= Icara 2 =

ICARA 2 or ICARA II: The Second International Conference on Assistance to Refugees in Africa was held at Geneva in July 1984.

This was an attempt that was jointly organized by UNHCR and UNDP, and had as its principal theme "Time for Solutions." The solutions were geared towards refugee flow and remuneration to the nations which assisted in refugee assistance. A Declaration and Programme of Action was directed, aimed at initiating a long-term strategy to deal with Africa's four million refugees and returnees. Going beyond the first International Conference (ICARA I, Geneva, 1981), which focussed primarily on emergency assistance, ICARA II linked humanitarian aid to refugees with the need to help host countries develop their social and economic infrastructures.

It was hoped that international agreement could be found to fund the cost of supporting refugees, only for the meeting to be largely considered a failure.
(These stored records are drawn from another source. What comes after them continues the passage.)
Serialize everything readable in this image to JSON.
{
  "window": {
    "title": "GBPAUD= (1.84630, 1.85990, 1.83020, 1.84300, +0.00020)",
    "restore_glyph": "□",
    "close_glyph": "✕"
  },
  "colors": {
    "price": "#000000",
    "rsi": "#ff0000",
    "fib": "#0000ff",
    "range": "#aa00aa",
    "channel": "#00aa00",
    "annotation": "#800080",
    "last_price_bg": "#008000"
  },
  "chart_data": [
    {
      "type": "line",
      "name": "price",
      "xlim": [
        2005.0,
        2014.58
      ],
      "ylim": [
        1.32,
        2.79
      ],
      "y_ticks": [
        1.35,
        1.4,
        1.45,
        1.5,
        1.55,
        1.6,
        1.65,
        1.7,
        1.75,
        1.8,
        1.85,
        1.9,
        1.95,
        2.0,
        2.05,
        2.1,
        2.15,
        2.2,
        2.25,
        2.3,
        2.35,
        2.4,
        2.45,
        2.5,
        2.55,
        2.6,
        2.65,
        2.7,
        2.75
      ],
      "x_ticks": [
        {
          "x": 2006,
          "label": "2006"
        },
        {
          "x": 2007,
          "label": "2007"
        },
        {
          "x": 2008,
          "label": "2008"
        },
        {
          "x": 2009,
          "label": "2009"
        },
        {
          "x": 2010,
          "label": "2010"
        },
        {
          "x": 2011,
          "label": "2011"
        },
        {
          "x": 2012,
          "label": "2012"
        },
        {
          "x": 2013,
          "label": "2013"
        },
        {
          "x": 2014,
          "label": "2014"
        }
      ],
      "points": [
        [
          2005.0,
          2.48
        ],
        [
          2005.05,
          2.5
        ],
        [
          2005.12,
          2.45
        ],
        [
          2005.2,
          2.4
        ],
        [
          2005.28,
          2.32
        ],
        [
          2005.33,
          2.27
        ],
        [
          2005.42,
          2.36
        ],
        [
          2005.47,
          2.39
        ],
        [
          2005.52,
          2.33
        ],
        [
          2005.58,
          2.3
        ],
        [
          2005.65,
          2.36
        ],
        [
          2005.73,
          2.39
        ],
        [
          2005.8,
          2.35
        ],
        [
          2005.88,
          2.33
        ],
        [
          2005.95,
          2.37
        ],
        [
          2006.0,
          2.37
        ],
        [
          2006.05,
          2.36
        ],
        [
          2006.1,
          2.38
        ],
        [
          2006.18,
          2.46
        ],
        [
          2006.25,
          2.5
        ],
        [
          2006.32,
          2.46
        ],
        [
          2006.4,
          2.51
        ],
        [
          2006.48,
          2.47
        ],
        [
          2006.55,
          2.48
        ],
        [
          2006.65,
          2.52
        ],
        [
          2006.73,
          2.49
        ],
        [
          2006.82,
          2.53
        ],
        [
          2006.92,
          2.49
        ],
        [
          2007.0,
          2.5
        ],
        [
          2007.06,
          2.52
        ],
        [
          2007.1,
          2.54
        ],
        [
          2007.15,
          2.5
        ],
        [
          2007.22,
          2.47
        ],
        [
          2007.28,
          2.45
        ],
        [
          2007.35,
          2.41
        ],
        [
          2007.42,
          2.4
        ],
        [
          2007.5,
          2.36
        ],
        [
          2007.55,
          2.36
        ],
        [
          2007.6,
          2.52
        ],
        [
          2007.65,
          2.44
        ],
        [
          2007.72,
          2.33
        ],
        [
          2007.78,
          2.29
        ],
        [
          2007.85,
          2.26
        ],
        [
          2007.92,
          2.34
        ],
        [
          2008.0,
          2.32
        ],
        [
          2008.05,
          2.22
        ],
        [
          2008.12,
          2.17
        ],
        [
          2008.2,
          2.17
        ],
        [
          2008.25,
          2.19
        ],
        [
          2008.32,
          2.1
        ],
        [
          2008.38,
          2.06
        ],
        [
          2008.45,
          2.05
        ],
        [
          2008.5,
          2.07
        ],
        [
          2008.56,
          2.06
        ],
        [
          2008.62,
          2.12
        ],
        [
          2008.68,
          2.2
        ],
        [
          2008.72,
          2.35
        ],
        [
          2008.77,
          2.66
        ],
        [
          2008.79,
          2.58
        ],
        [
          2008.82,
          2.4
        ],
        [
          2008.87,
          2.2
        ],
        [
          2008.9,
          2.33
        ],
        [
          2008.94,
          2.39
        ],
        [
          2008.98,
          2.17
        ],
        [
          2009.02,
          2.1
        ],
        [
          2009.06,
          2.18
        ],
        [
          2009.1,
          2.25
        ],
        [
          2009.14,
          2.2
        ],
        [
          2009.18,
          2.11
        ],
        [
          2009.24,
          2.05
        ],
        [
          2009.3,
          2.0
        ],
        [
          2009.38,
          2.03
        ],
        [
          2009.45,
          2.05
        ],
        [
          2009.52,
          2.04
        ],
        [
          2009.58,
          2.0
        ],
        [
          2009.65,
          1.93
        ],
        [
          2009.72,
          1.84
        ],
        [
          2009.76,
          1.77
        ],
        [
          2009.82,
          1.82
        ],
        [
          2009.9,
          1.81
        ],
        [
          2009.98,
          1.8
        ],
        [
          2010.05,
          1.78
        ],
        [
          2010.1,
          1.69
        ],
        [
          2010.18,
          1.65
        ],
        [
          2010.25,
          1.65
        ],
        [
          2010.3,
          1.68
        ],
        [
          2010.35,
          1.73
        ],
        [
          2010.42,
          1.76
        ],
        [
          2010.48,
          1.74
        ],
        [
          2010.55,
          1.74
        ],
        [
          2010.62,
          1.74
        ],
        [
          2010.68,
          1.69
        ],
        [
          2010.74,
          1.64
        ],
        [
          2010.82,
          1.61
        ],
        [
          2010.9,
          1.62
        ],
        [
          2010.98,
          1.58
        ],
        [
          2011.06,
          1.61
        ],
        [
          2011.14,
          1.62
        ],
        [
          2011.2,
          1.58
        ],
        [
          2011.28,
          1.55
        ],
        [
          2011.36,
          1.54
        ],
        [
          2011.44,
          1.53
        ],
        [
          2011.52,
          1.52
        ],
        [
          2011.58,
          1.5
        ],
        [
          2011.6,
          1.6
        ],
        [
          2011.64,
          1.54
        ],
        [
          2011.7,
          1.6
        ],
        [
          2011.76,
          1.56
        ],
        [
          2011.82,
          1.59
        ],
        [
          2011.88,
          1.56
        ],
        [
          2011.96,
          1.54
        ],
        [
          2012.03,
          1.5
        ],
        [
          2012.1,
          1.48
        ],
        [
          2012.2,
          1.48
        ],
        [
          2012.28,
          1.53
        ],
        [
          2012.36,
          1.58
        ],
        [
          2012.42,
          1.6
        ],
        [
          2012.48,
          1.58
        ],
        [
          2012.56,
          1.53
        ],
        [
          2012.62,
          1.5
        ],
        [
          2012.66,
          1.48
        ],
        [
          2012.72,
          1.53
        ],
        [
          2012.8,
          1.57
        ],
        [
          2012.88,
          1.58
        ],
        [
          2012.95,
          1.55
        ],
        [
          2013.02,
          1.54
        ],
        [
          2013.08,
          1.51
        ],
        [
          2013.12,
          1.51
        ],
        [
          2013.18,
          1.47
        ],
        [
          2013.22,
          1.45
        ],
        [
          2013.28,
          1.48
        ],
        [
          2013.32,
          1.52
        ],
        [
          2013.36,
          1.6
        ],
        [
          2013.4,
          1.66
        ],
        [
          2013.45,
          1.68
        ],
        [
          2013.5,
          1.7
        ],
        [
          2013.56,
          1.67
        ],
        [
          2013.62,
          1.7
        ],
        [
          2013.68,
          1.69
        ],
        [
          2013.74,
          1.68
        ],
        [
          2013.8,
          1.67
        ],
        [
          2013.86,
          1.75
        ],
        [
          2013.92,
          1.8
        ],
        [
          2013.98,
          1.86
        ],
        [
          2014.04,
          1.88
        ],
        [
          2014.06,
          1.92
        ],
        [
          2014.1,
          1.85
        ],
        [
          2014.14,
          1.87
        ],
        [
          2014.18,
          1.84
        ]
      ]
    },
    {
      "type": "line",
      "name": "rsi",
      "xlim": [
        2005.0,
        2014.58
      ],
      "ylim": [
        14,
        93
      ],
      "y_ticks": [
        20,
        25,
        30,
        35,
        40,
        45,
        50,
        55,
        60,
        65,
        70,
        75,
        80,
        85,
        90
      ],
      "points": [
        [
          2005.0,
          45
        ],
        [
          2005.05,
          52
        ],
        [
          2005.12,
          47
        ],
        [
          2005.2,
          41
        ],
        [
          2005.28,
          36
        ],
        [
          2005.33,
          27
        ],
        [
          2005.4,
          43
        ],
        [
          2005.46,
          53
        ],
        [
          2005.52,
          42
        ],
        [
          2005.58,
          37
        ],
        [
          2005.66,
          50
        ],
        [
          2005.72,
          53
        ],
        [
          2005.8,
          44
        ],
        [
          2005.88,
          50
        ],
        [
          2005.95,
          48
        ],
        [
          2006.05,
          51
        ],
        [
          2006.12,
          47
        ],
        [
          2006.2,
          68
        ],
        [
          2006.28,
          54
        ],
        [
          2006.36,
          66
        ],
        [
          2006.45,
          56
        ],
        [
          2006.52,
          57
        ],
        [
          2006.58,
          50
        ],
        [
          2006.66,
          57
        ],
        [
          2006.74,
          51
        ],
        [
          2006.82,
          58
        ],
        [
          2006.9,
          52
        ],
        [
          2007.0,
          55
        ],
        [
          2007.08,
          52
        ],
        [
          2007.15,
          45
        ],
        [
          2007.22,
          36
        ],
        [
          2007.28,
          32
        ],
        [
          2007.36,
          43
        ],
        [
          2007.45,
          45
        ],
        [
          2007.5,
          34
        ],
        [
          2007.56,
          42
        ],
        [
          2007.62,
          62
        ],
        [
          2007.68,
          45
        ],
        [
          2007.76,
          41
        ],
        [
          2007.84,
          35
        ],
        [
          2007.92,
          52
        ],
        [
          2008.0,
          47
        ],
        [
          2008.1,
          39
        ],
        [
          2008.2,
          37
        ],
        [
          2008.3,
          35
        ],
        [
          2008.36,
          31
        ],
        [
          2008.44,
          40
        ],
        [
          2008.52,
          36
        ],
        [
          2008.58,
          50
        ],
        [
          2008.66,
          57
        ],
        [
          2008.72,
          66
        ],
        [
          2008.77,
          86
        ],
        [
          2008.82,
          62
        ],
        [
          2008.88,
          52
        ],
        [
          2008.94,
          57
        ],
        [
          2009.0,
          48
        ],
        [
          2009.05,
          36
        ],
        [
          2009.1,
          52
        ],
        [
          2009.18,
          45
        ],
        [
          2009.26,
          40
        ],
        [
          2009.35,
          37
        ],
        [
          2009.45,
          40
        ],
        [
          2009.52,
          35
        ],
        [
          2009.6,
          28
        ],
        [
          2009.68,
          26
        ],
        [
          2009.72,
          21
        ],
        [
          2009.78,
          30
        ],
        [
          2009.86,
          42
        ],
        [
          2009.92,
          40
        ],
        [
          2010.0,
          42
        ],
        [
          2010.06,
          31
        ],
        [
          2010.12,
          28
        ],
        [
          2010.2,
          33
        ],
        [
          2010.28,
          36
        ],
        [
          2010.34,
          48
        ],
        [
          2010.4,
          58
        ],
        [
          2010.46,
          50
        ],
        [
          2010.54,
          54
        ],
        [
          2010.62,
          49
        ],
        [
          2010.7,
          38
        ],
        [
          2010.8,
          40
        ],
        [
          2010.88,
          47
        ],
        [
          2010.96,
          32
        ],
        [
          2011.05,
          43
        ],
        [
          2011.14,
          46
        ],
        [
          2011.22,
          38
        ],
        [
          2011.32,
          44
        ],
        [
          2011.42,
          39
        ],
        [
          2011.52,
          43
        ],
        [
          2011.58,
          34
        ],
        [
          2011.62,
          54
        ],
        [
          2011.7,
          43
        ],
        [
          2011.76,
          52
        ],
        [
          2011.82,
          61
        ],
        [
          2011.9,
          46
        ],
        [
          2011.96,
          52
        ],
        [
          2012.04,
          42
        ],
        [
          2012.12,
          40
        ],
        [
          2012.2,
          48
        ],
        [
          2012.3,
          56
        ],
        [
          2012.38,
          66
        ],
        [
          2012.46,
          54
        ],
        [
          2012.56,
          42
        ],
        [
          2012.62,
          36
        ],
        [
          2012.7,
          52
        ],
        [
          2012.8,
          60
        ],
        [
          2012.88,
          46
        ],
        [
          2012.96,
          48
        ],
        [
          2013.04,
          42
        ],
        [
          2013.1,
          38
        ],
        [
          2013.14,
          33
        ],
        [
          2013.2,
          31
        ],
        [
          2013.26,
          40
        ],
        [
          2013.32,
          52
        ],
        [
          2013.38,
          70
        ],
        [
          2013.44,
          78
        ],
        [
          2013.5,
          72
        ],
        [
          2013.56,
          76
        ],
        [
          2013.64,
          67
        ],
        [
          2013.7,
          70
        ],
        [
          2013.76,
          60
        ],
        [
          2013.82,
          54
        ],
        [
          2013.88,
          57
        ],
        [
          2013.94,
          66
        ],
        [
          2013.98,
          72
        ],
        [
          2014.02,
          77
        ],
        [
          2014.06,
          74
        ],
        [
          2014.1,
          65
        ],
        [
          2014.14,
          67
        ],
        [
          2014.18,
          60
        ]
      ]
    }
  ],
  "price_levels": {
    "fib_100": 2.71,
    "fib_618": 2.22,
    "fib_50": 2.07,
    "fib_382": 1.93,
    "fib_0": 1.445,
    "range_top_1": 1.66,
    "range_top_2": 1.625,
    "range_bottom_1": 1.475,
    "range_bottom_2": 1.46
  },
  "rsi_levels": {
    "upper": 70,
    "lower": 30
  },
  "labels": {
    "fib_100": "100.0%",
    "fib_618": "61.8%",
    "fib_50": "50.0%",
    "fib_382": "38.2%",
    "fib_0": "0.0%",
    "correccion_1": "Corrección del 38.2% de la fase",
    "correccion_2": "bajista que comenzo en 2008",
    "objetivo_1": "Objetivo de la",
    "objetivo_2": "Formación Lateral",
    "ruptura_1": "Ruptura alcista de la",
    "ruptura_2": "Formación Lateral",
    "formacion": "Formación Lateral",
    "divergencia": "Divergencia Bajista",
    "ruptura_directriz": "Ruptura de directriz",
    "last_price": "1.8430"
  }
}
It was also hoped that the major outcome of this meeting would be the voluntary repatriation of refugees to their homeland. This agreement was based on the thesis that it is cheaper for the donor nations to have the refugee reintegrate with their home nation than to have to support them continually, creating a "welfare system" for refugees.

This information comes directly and indirectly from the UNHCR as well as from Lecture of Barry Stein, expert on Refugees and Internally Displaced Persons at Michigan State University.